As my time here at DAN comes to an end, I would like to reflect on the things I have learned this summer.

I am grateful for the opportunity to have worked so closely with the DFA Pro course, because with my participation in the course revision process, I feel confident in my first aid skills and hope to expand upon them in the future. I had the opportunity to learn valuable skills on course development through working with Patty and Jim, and I learned how to effectively educate a diverse audience. I know that these skills will take me far as I hope to work with people all over the world in the future.

Simply being around so many accomplished and knowledgeable divers, I learned a lot about diving physics and technical diving while here. Although I only just began my divemaster, learning about the diverse potentials for my diving future is exciting.

As shared throughout my past blog posts, I have added many more tools to my kit of dive knowledge and safety.

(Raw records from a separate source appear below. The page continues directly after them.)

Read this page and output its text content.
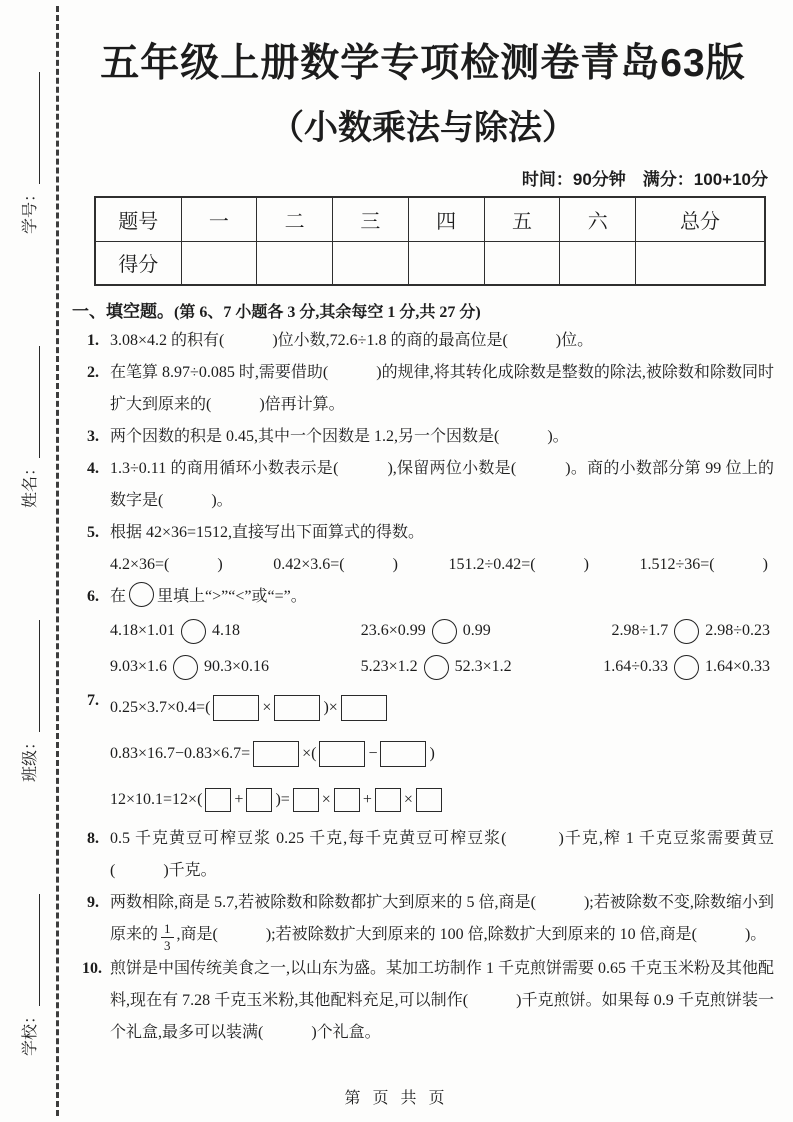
学号：
姓名：
班级：
学校：
五年级上册数学专项检测卷青岛63版
（小数乘法与除法）
时间：90分钟　满分：100+10分
题号	一	二	三	四	五	六	总分
得分							
一、填空题。(第 6、7 小题各 3 分,其余每空 1 分,共 27 分)
1. 3.08×4.2 的积有(　　　)位小数,72.6÷1.8 的商的最高位是(　　　)位。
2. 在笔算 8.97÷0.085 时,需要借助(　　　)的规律,将其转化成除数是整数的除法,被除数和除数同时扩大到原来的(　　　)倍再计算。
3. 两个因数的积是 0.45,其中一个因数是 1.2,另一个因数是(　　　)。
4. 1.3÷0.11 的商用循环小数表示是(　　　),保留两位小数是(　　　)。商的小数部分第 99 位上的数字是(　　　)。
5. 根据 42×36=1512,直接写出下面算式的得数。
4.2×36=(　　　)	0.42×3.6=(　　　)	151.2÷0.42=(　　　)	1.512÷36=(　　　)
6. 在 里填上“>”“<”或“=”。
4.18×1.01 4.18	23.6×0.99 0.99	2.98÷1.7 2.98÷0.23
9.03×1.6 90.3×0.16	5.23×1.2 52.3×1.2	1.64÷0.33 1.64×0.33
7. 0.25×3.7×0.4=(	×	)×
0.83×16.7−0.83×6.7=	×(	−	)
12×10.1=12×( + )= × + ×
8. 0.5 千克黄豆可榨豆浆 0.25 千克,每千克黄豆可榨豆浆(　　　)千克,榨 1 千克豆浆需要黄豆(　　　)千克。
9. 两数相除,商是 5.7,若被除数和除数都扩大到原来的 5 倍,商是(　　　);若被除数不变,除数缩小到原来的 $\frac{1}{3}$ ,商是(　　　);若被除数扩大到原来的 100 倍,除数扩大到原来的 10 倍,商是(　　　)。
10. 煎饼是中国传统美食之一,以山东为盛。某加工坊制作 1 千克煎饼需要 0.65 千克玉米粉及其他配料,现在有 7.28 千克玉米粉,其他配料充足,可以制作(　　　)千克煎饼。如果每 0.9 千克煎饼装一个礼盒,最多可以装满(　　　)个礼盒。
第 页 共 页
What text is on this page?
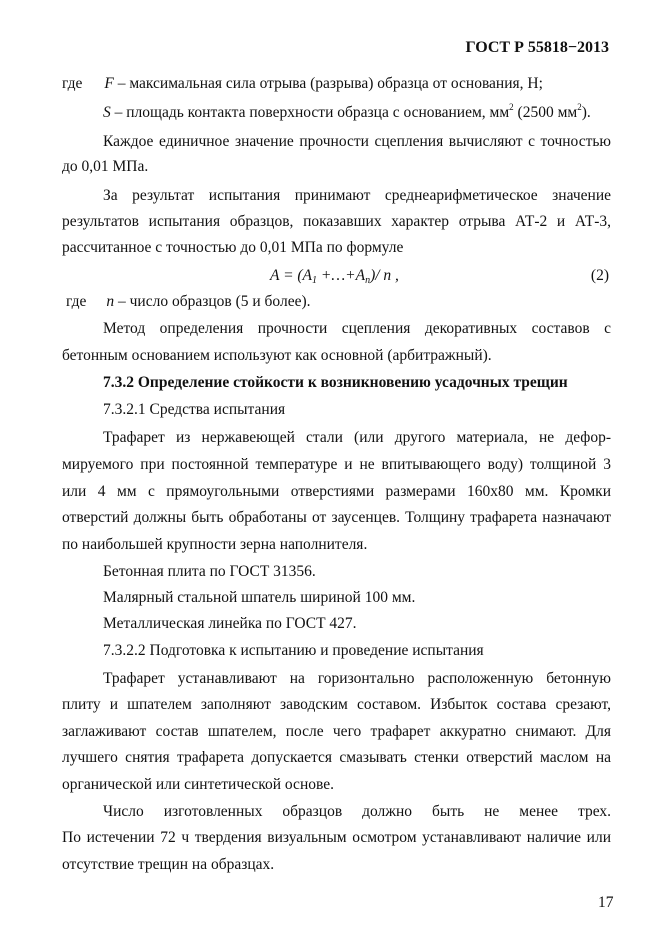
ГОСТ Р 55818−2013
где F – максимальная сила отрыва (разрыва) образца от основания, Н;
S – площадь контакта поверхности образца с основанием, $мм^2$ (2500 $мм^2$).
Каждое единичное значение прочности сцепления вычисляют с точностью
до 0,01 МПа.
За результат испытания принимают среднеарифметическое значение
результатов испытания образцов, показавших характер отрыва АТ-2 и АТ-3,
рассчитанное с точностью до 0,01 МПа по формуле
$A = (A_1$ $+\dots+A_n)/$ n ,	(2)
где n – число образцов (5 и более).
Метод определения прочности сцепления декоративных составов с
бетонным основанием используют как основной (арбитражный).
7.3.2 Определение стойкости к возникновению усадочных трещин
7.3.2.1 Средства испытания
Трафарет из нержавеющей стали (или другого материала, не дефор-
мируемого при постоянной температуре и не впитывающего воду) толщиной 3
или 4 мм с прямоугольными отверстиями размерами 160х80 мм. Кромки
отверстий должны быть обработаны от заусенцев. Толщину трафарета назначают
по наибольшей крупности зерна наполнителя.
Бетонная плита по ГОСТ 31356.
Малярный стальной шпатель шириной 100 мм.
Металлическая линейка по ГОСТ 427.
7.3.2.2 Подготовка к испытанию и проведение испытания
Трафарет устанавливают на горизонтально расположенную бетонную
плиту и шпателем заполняют заводским составом. Избыток состава срезают,
заглаживают состав шпателем, после чего трафарет аккуратно снимают. Для
лучшего снятия трафарета допускается смазывать стенки отверстий маслом на
органической или синтетической основе.
Число изготовленных образцов должно быть не менее трех.
По истечении 72 ч твердения визуальным осмотром устанавливают наличие или
отсутствие трещин на образцах.
17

I am thankful for the opportunity to have participated in the research intern workshops with Dr. Frauke Tillmans and Dr. Allan Uribe, both of whom have been great mentors and friends in addition to my primary mentors, Patty Seery and Jim Gunderson.

Since the training department is currently housed with the medical department, I got to know all the medics and doctors here as well and learned about typical diving-related medical topics and injuries. I also learned what happens when you call the emergency hotline! Everyone here is so nice and knowledgeable, and I feel that I would be in very good hands if I ever need help.

Finally, I learned that DAN is always here for me. Whether I need medical advice, liability insurance, training resources, or friends to talk to ­— I know I can always count on the people here at DAN for their support and knowledge.

I have a new appreciation for all DAN’s resources, including the medical emergency and informational lines, first aid courses, and dive insurance! As long as I am a diver, I will carry DAN dive insurance. (No, they did not pay me to say that!) I look forward to becoming a dive professional and emphasizing safety as part of the training I conduct. For all the instructors out there, did you know that you can register your students for DAN insurance for free during the extent of their training?

I would like to thank everyone here at DAN for sharing their knowledge with me and making this experience valuable and memorable.

I am off to continue my journey back in Washington, where I will lead sea kayaking trips in the San Juan Islands for first-year orientation for my school, Whitman College. I will return to Walla Walla, WA, for my senior year, and write my biology thesis on bone density of deep-sea fishes. Thank you to my new DAN and OWUSS families for providing me with this incredible opportunity to learn and grow.  I look forward to seeing where the future takes me!

The final dives:

Thankful for the friends I made at DAN! Diving the wreck of the Advance with Tess Helfrich.